I have seen/worked on lot of projects where a Laravel POST route looking like this:
Route::post('/some-url', [SomeController::class, 'someMethod']);
And the controller with its method which takes care of the route looking like this:
class SomeController extends Controller
{
public function someMethod(Request $request) {
// My Logic to do something with the post data - $request
return redirect("/some-other-url");
}
}
have always redirected to a specific URL after doing something with the POST data, by convention.

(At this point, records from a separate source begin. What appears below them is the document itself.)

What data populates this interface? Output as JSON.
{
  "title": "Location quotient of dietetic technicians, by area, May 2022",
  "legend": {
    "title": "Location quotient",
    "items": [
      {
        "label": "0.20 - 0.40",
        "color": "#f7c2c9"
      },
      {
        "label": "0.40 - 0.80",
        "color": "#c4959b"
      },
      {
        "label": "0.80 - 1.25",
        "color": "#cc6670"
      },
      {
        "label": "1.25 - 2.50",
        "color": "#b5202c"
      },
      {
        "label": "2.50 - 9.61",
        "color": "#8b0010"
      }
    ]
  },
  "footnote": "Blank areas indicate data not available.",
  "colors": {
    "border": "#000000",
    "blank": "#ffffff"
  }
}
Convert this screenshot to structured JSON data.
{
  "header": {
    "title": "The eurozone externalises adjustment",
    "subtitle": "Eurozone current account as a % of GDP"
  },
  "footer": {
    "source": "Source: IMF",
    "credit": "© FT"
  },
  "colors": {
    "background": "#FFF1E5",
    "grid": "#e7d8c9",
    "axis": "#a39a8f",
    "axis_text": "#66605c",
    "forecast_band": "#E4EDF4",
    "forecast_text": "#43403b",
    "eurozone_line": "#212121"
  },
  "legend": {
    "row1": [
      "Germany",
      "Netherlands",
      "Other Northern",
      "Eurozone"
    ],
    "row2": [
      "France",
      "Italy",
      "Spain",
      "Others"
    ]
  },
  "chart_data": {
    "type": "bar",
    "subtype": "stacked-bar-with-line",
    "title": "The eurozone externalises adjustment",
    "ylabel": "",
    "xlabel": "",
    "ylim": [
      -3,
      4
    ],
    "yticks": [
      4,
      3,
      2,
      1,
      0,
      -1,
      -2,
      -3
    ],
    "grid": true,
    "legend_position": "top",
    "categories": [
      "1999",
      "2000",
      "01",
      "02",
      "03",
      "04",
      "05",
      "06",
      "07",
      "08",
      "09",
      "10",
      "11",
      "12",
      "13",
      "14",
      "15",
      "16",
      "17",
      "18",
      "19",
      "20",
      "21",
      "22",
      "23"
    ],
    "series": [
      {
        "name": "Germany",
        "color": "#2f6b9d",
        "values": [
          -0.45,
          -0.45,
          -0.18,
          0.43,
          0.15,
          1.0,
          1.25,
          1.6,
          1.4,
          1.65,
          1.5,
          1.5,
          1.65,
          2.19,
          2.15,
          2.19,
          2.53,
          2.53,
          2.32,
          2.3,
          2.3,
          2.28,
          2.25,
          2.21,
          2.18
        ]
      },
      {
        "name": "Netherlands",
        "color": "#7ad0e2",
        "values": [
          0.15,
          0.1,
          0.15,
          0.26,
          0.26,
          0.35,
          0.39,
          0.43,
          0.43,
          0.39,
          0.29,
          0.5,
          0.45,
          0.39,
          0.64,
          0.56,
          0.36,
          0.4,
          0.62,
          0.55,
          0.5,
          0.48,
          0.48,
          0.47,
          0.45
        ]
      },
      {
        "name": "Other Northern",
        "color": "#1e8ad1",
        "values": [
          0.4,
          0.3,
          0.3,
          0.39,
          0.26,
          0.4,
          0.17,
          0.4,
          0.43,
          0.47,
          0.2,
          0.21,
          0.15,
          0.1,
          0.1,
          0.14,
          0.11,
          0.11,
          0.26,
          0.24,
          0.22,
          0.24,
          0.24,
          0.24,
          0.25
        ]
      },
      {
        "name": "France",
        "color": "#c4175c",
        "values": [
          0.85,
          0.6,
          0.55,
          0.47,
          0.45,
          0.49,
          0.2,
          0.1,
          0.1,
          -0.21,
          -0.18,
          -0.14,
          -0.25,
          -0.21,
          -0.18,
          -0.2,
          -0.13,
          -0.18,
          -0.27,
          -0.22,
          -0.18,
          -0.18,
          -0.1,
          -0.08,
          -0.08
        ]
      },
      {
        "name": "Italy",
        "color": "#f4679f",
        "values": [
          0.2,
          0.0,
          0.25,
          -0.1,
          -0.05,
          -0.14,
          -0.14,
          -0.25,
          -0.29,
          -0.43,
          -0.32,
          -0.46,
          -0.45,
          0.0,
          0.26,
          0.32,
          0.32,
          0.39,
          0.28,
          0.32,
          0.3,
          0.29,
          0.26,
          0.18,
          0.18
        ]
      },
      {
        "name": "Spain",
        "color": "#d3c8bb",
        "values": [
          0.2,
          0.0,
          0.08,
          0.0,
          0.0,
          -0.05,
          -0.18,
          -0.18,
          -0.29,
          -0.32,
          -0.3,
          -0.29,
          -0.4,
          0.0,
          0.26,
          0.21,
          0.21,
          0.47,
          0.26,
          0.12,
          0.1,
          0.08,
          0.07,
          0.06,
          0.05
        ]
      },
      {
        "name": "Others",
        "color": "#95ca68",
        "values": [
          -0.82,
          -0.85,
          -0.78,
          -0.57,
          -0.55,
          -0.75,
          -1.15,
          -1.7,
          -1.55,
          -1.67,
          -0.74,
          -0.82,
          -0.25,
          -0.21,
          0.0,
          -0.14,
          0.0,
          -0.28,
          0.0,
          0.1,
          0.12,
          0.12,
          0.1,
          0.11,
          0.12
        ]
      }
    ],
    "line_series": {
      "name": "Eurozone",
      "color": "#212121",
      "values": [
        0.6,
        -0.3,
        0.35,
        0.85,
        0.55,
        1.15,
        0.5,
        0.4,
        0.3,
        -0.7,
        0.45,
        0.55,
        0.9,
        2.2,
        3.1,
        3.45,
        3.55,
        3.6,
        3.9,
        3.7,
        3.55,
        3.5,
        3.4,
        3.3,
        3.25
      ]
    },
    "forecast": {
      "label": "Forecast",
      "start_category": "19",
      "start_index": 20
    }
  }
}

I would like to know, if after processing a POST request, if it's okay to just return a view like what we do with GET requests? I know it works, but is it just convention or are there any issues in doing so?
Eg:
class SomeController extends Controller
{
public function someMethod(Request $request) {
// My Logic to do something with the post data - $request
return view("somebladeview")->with(["result" => $result ]);
}
}
The pattern is called post-redirect-get, or PRG. It is convention because POST should be used for requests that change data, whereas GET should be used to simply display data.
If you return a view after a POST, the user can hit reload, and (probably unintentionally) change data again, eg buy something a second time. By using PRG, the user hitting reload simply reloads the last GET, which just re-displays something.
NOTE: There is some advice in the comments on your question to ignore this convention. I think that is unwise and dangerous, these conventions exist for good reasons.